We are happy for their families. We shared their pain. But this news deeply hurts. And we can’t hold back our devastation, let alone our anger, any longer.
Over the past 3,237 days (at this writing) of my father’s captivity, my family has witnessed the kidnapping in Iran and subsequent U.S. negotiation for release of Haleh Esfandiari, Parnaz Azima, Ali Shakeri, Kian Tajbakhsh, Roxana Saberi, hikers Sarah Shourd, Shane Bauer and Josh Fattal, the 10 American sailors released last week within 24 hours, and now, these individuals.
Always, always we have trusted our government officials. Listening to them when they tell us they are doing all they can. Waiting desperately for the next meeting update, the next glimmer of hope, the next call to action we can take so it can be our turn to celebrate our father’s return. But now we have reached our breaking point. We are crushed and outraged.
We know that there are passionate people in the U.S. government who are fighting for my father every day, losing sleep over his case. We are deeply grateful and mean no offense to them. But that’s not what I’m talking about here. I’m talking about the calculated risk that was taken to decide that five hostages were enough for this deal.
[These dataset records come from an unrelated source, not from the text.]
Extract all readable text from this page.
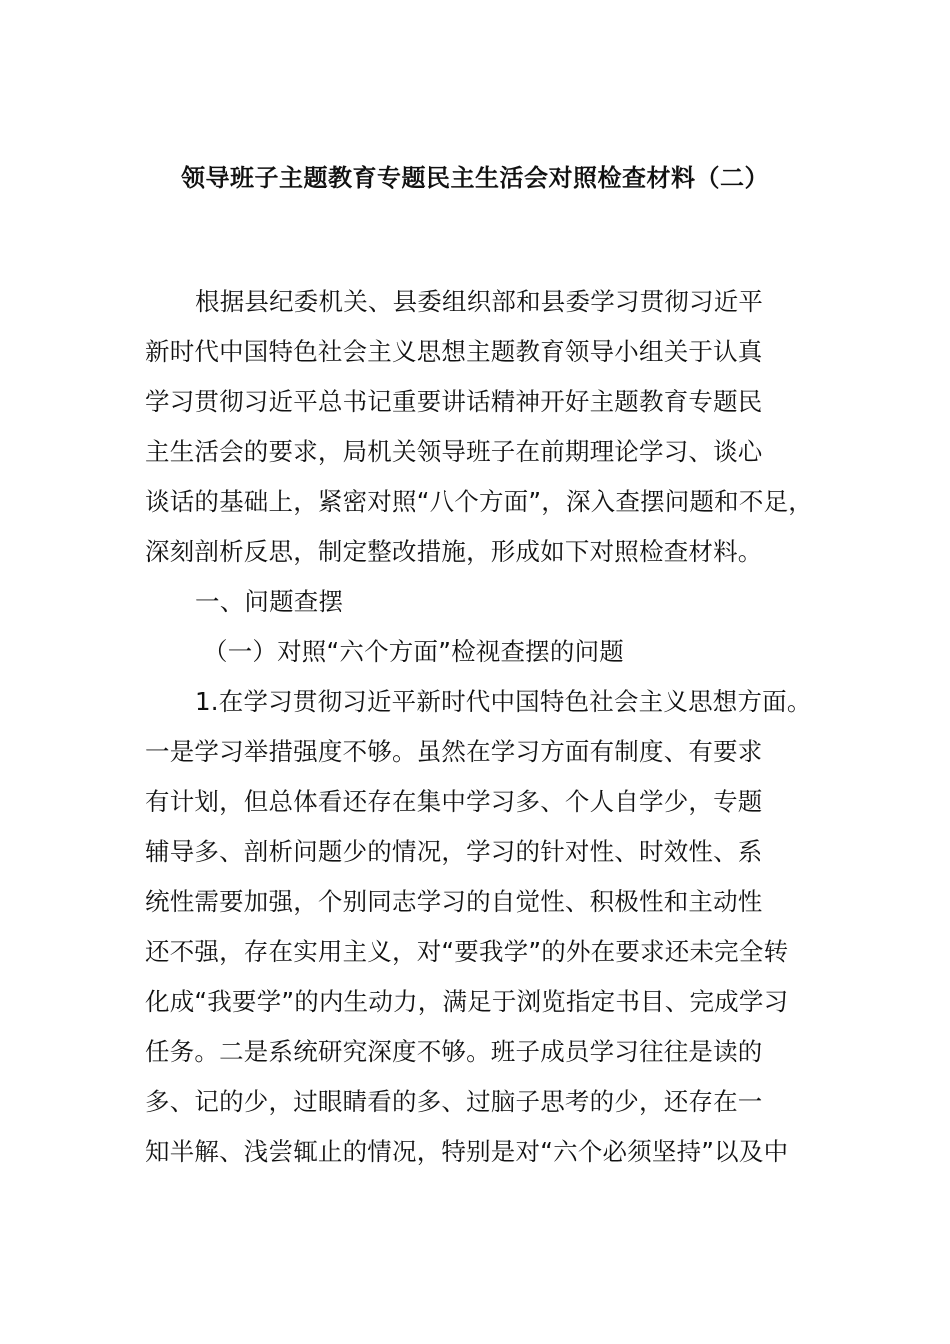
领导班子主题教育专题民主生活会对照检查材料（二）
根据县纪委机关、县委组织部和县委学习贯彻习近平
新时代中国特色社会主义思想主题教育领导小组关于认真
学习贯彻习近平总书记重要讲话精神开好主题教育专题民
主生活会的要求，局机关领导班子在前期理论学习、谈心
谈话的基础上，紧密对照“八个方面”，深入查摆问题和不足，
深刻剖析反思，制定整改措施，形成如下对照检查材料。
一、问题查摆
（一）对照“六个方面”检视查摆的问题
1.在学习贯彻习近平新时代中国特色社会主义思想方面。
一是学习举措强度不够。虽然在学习方面有制度、有要求
有计划，但总体看还存在集中学习多、个人自学少，专题
辅导多、剖析问题少的情况，学习的针对性、时效性、系
统性需要加强，个别同志学习的自觉性、积极性和主动性
还不强，存在实用主义，对“要我学”的外在要求还未完全转
化成“我要学”的内生动力，满足于浏览指定书目、完成学习
任务。二是系统研究深度不够。班子成员学习往往是读的
多、记的少，过眼睛看的多、过脑子思考的少，还存在一
知半解、浅尝辄止的情况，特别是对“六个必须坚持”以及中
That a deadline to wrap up everything about our current relations with Iran in a pretty bow on January 16 — when the United Nations deemed Iran in compliance with a nuclear agreement — meant to our family that our government was satisfied with leaving my father behind. Again.
With each negotiated release, we have had to withstand the pain of seeing the headline we so desperately need to see — my dad’s headline, “Iran Frees…” — but it is written for other people. We watch as the TV cameras and newspaper and Internet headlines capture every moment of these families happily embracing their long-missed loved ones, while my father, the longest-held hostage in American history, languishes somewhere over there, growing weaker by the day. All but forgotten. Again.
“I gave these families my word,” President Obama said on Sunday. “I made a vow that we would do everything to win the release of their loved ones.” But he hasn’t yet fulfilled that promise to my family. Our government has left my father behind. Again.
We are thankful that the President mentioned my father in his speech on Sunday, but he has yet to reach out to my mom to tell her what “cooperating” means, or what he is doing next to get my dad home. We believe the U.S. government did not use the best leverage it ever had to demand that my dad be brought home.
My mother had been asking to meet with U.S. officials for months now, but they avoided us; we see now that this was not by accident. The government gave us no indication that this disappointment was coming. And the most recent betrayal? That we didn’t even find out about the new prisoner release until we saw it in the news like everyone else on Saturday morning.
It took U.S. officials more than an hour to respond to my mother’s anguished message to call her, and ultimately confirm that my dad was not part of the deal.
Robert Levinson is an American patriot; he has given everything in his life for his family and for his country. He worked for the FBI for 22 years and another six for the Drug Enforcement Agency, risking his life to help bring down the Mafia, Colombian cartels and the Russian mob. He loves and cares about his country so much that he felt compelled to continue his work for the government after retirement, this time as a CIA contractor.
The U.S. government still has not acknowledged that this work is what brought him to Kish Island, Iran, in the first place.
Iran’s promise to continue cooperating is not enough. The official version is that no one knows where my father is being held and by whom. But my family believes Iran knows exactly where my father is and that our government is aware of this.
Regardless, both sides are ecstatic with this deal, and everyone wins except for Robert Levinson. My father and my family are the only ones still hurting, and both sides keep hoping our tears and our voices will go away. But we will not go away. We will not be silent. We will never give up, we will never stop — until my father is home.